WARNING:tensorflow:Using MirroredStrategy eagerly has significant overhead
currently. We will be working on improving this in the future, but for now
please wrap `call_for_each_replica` or `experimental_run` or `run` inside a
tf.function to get the best performance.

the pattern of code that roughly describes my setup (is not an exact reproduction for simplicity) is as follows:

def _do_update_fn(self, batch) -> Mapping[str, Any]:
        def helper(_batch):
            with tf.GradientTape() as tape:
                # This is an underlying feed forward call to multiple keras models
                fwd_out = self.keras_model_container.forward_train(_batch)
               # This is a loss computation
                loss = self.compute_loss(fwd_out=fwd_out, batch=_batch)
            gradients = self.compute_gradients(loss, tape)
            self.apply_gradients(gradients)
            return {
                "loss": loss,
                "fwd_out": fwd_out,
                "postprocessed_gradients": gradients,
            }
        # self.strategy is a tf.distribute.strategy object
        return self.strategy.run(helper, args=(batch,))


update_fn = tf.function(self._do_update_fn, reduce_retracing=True)

batch = ...
update_fn(batch)

Can anyone explain to me why I might be getting this warning despite the fact that I am using tf.function.

Thanks!

Hi @Avnish_Narayan,

Thanks for using Tensorflow Forum.

This above warning is due to not wrapping the tf.distribute.strategy(self.strategy.run) object with tf.function .It seems you declared tf.function as a function call where it can compile different graphs dynamically based on runtime conditions which may result in less efficiency.
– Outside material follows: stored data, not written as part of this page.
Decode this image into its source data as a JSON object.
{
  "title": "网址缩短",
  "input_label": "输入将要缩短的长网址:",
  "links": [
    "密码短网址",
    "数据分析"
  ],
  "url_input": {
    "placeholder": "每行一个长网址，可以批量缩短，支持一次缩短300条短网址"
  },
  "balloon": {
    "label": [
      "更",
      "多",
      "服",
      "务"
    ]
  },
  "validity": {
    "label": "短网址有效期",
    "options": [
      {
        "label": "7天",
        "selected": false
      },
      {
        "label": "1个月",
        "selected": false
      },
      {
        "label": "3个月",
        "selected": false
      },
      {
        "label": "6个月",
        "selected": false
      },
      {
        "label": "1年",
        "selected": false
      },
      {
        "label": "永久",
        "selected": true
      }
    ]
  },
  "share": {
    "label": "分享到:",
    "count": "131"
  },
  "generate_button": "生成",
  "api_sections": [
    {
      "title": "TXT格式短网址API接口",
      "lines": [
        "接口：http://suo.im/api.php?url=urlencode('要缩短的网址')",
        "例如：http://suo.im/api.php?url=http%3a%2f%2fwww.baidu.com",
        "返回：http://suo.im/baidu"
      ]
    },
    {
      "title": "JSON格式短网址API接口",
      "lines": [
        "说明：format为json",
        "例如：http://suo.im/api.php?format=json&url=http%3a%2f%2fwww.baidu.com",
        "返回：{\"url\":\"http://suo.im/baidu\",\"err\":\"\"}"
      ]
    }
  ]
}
Here, so I recommend to use the @tf.function decorator with mirror strategy to ensures that the same compiled graph is replicated across all devices which is more efficient.

You can rewrite the code with tf.function decorator as follows:

@tf.function(reduce_retracing=True)
def _do_update_fn(self, batch) -> Mapping[str, Any]:
        def helper(_batch):
                ......

Thank You.